Ishiguro ni siquiera lo sugiere. Pero no es difícil leer entre líneas la posibilidad que todos tenemos de ser o haber sido, de alguna forma, «pupilos» de Hailsham. Como ellos, todos aceptamos formas de engaño y sumisión; todos tenemos una visión limitada y confusa de la realidad; todos aceptamos simulacros… Y en cierta forma, casi todos asumimos con estoicismo y resignación -como hacen los pupilos de Hailsham- el destino de renuncia y sacrificio que se nos prepara. ¿Es ese destino resignado lo que Ishiguro quiere resaltar, es decir, se trata de una novela «fatalista»? Todo está abierto a la interpretación en esta obra, en la que el ritmo sinuoso y elegante de la prosa está permanentemente rodeado y envuelto de una densísima niebla, y en la que el flujo temporal, pausado pero constante, con el que avanza el relato está repleto de pequeños fogonazos que iluminan, por breves segundos, auténticos agujeros negros.
Estamos, pues, ante un libro intenso, diferente, de los que duelen, de esos que, como requería Kafka, son «un hacha para romper el mar helado que llevamos dentro».

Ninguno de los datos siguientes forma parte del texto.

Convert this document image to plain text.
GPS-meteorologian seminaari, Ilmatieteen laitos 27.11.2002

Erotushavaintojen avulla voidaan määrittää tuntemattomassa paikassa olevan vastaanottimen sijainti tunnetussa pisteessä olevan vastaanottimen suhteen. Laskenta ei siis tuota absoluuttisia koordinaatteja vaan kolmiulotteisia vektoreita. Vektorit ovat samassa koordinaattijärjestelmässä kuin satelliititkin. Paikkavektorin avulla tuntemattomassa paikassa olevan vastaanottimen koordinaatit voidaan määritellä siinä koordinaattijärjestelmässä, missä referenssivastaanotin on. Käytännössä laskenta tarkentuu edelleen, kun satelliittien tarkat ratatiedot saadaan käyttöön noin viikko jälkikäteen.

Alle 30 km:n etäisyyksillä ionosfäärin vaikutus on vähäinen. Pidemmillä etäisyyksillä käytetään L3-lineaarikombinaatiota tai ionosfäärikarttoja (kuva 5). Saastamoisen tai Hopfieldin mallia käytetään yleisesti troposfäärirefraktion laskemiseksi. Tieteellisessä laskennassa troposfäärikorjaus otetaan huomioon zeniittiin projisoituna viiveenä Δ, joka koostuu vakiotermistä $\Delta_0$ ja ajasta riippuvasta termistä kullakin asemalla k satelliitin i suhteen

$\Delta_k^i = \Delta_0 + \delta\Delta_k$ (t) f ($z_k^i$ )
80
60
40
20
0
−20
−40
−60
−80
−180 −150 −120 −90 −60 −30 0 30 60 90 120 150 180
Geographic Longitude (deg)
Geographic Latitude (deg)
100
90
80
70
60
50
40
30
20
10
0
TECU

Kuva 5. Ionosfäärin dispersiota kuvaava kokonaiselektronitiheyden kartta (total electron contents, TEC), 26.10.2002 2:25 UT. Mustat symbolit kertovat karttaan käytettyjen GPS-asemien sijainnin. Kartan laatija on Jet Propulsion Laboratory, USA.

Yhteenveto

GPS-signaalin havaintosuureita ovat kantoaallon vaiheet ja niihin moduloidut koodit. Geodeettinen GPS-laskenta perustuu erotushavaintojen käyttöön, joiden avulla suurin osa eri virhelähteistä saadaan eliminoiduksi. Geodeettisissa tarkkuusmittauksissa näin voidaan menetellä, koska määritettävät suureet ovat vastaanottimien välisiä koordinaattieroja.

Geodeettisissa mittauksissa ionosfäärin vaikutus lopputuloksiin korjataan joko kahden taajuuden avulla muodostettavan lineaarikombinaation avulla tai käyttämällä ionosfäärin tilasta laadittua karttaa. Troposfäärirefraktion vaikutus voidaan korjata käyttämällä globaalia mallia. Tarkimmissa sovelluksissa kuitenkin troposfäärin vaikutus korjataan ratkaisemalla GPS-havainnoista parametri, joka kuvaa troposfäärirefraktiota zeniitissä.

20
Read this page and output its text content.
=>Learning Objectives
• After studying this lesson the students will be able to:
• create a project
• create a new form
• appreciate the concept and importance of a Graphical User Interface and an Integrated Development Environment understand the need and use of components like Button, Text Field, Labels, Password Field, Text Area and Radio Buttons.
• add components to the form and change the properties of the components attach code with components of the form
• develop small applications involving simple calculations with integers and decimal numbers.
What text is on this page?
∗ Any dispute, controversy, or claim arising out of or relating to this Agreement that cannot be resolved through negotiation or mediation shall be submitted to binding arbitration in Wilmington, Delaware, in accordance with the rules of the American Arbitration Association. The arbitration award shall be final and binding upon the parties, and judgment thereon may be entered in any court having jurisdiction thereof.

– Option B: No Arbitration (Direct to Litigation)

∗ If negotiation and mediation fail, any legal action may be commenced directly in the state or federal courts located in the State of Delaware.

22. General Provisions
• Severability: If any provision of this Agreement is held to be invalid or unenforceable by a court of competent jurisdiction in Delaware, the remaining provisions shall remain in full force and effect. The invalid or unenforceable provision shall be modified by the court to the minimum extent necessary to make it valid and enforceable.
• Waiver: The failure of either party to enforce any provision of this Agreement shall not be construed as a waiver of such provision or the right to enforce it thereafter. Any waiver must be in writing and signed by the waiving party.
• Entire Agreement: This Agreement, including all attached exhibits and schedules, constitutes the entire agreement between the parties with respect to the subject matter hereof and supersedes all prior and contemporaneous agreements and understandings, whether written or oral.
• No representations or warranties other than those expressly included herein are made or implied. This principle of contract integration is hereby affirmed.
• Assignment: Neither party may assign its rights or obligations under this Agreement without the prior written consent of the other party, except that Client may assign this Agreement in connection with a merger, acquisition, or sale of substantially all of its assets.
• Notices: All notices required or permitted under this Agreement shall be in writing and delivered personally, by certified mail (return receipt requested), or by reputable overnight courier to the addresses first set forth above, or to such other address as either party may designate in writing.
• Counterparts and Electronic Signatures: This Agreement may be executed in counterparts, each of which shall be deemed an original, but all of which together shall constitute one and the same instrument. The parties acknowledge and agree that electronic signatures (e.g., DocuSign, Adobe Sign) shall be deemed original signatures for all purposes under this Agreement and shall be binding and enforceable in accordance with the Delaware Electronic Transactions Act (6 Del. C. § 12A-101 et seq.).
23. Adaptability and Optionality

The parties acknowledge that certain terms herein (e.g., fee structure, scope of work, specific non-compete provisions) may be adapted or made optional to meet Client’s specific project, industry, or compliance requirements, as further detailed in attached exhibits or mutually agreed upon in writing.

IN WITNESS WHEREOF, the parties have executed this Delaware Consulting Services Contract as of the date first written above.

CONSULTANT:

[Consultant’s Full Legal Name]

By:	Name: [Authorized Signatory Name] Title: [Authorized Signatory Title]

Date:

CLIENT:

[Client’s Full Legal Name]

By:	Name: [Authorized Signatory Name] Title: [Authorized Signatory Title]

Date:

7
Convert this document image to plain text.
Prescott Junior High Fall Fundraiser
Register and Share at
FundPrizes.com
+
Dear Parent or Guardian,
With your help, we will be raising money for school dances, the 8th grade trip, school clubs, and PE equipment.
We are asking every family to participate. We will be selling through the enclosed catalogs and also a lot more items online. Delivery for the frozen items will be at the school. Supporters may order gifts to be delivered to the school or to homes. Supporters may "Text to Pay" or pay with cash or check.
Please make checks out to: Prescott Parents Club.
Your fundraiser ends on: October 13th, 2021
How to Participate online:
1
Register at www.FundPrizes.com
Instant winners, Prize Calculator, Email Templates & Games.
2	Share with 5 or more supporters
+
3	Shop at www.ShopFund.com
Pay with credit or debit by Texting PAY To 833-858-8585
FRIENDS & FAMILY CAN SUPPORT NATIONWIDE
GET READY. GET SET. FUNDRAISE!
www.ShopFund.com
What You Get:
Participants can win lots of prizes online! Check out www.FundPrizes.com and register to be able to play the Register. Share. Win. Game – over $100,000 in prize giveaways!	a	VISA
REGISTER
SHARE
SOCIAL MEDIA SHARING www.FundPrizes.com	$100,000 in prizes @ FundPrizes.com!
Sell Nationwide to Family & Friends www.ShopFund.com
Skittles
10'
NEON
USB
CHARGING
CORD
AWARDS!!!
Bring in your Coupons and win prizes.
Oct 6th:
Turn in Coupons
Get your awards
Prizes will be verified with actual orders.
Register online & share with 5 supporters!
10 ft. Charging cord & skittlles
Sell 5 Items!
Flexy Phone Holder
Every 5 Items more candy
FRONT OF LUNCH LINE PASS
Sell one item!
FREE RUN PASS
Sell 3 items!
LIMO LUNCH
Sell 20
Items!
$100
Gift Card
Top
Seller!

Se ha dicho que el libro es «una alegoría de la inmanente orfandad del individuo». Pero yo no creo que se trate sólo de una fábula «existencialista». Ishiguro no habla sólo de destinos indivuales ni de la condición humana en sentido abstracto. Aunque los poderosos mecanismos sociales y de clase que articulan y fijan el destino de las ingentes masas no aparecen descritos, ni siquiera insinuados, en ningún momento de la novela, y permanecen ocultos tras las poderosas sombras de los imponentes bosques que rodean Hailsam, cualquier lector mínimamente atento e inteligente puede darles la forma y el nombre que le corresponden. Al final, la fábula de Ishiguro, como las de Kafka, es una fábula sobre el poder, y sobre lo que el poder hace con la gente.